Le vendredi 23 mai 2025, le Secrétaire général de l’ONU, Antonio Guterres, a brisé l’omerta diplomatique en dénonçant la situation à Gaza comme « la période peut-être la plus cruelle de ce cruel conflit ».
Une déclaration d’une gravité inédite, qui nomme enfin la réalité : un peuple affamé, déplacé, meurtri par des bombardements incessants, et une aide humanitaire réduite à une goutte dans un désert de désolation.
Ce que les chancelleries occidentales s’obstinent à qualifier de « riposte sécuritaire » porte désormais les stigmates d’un nettoyage ethnique, au sens juridique, comme historique du terme.
Quand des enfants meurent dans les bras de leurs parents sous les décombres, quand les hôpitaux deviennent des cibles et les écoles des tombeaux, il ne s’agit plus d’une guerre : il s’agit d’un effacement.
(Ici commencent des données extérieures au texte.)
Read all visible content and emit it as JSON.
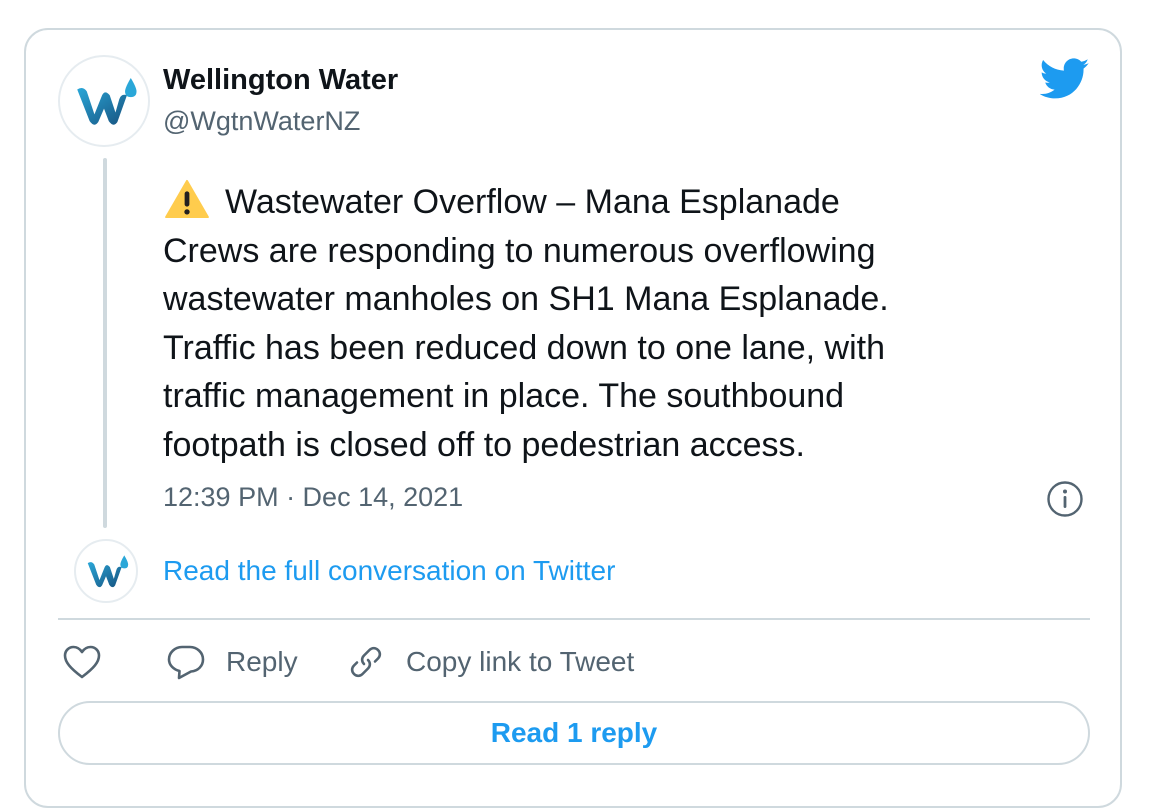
{
  "author": {
    "name": "Wellington Water",
    "handle": "@WgtnWaterNZ"
  },
  "tweet": {
    "lines": [
      "Wastewater Overflow – Mana Esplanade",
      "Crews are responding to numerous overflowing",
      "wastewater manholes on SH1 Mana Esplanade.",
      "Traffic has been reduced down to one lane, with",
      "traffic management in place. The southbound",
      "footpath is closed off to pedestrian access."
    ],
    "timestamp": "12:39 PM · Dec 14, 2021"
  },
  "links": {
    "read_full": "Read the full conversation on Twitter"
  },
  "actions": {
    "reply_label": "Reply",
    "copy_label": "Copy link to Tweet",
    "read_replies_label": "Read 1 reply"
  },
  "icons": {
    "logo": "wellington-water-logo",
    "bird": "twitter-bird-icon",
    "warning": "warning-icon",
    "info": "info-icon",
    "like": "heart-icon",
    "reply": "reply-bubble-icon",
    "copy": "link-icon"
  },
  "colors": {
    "accent": "#1d9bf0",
    "text": "#0f1419",
    "muted": "#536471",
    "border": "#cfd9de",
    "logo_dark": "#1b5e8c",
    "logo_light": "#2aa7d8"
  }
}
Le silence des puissants, la parole des justes
Le silence complice de nombreuses puissances, la complaisance avec laquelle Israël est systématiquement absous de toute responsabilité, participent à cette dynamique destructrice. L’inertie internationale est devenue une arme de guerre. Mais les mots d'Antonio Guterres, eux, dessinent un sursaut possible. Ils exigent un passage à l’acte.
Ce que peut (et doit) faire la communauté internationale
Cessez-le-feu immédiat, garanti par l’ONU, avec mécanisme de sanctions dissuasif. Assez de résolutions sans effets, assez de veto meurtriers.
Déploiement d’une mission internationale de protection humanitaire, avec accès total à l’ensemble du territoire de Gaza.
Reconnaissance pleine et entière de l’État de Palestine, sur la base des frontières de 1967 et avec Jérusalem-Est pour capitale. La paix sans justice est une illusion.
Création d’un Tribunal pénal spécial pour Gaza, pour juger les responsables de crimes de guerre, de crimes contre l’humanité et de destruction d’infrastructures civiles.
Suspension immédiate des transferts d’armes à toutes les parties impliquées dans des violations graves du droit humanitaire, notamment Israël, tant que les frappes contre les civils continuent.
Soutien financier et politique à la société civile palestinienne et aux voix israéliennes dissidentes, qui œuvrent pour une paix juste, au prix souvent de leur liberté, voire de leur vie.
Protection renforcée des journalistes et collaborateurs gazaouis, comme le demandent les Sociétés des journalistes françaises. La vérité ne doit pas mourir sous les bombes.
Le devoir d’indignation
Ce conflit ne se réglera ni à coup de drones, ni à force de murs. Il ne se réglera pas tant que les Palestiniens et les Palestiniennes ne seront vus qu’au prisme sécuritaire.
Il ne se réglera pas tant que l’impunité régnera. Ce n’est pas d’un statu quo qu’a besoin cette région, mais d’un choc éthique et politique.
Face à la guerre d’effacement menée à Gaza, il faut répondre par une politique de reconnaissance. Une reconnaissance de la souffrance, du droit, de l’histoire. Et avant tout, une reconnaissance de l’humanité.
Qui gît là-bas sur les rotules, comme pour prier, mais cette fois en faveur d'une ferme et franche volonté d'en finir définitivement avec un peuple en quête de la porte de sortie, autre que celle qui lui est proposée par ses principaux interlocuteurs, c'est-à-dire une solution interlope...
Mehdi Allal est enseignant-chercheur en sciences politiques. Spécialiste des relations internationales et des mouvements de libération dans le monde arabe, il travaille sur les logiques de domination postcoloniales, les résistances populaires et les politiques de sécurité. Il intervient régulièrement dans les débats publics sur les enjeux du Proche-Orient.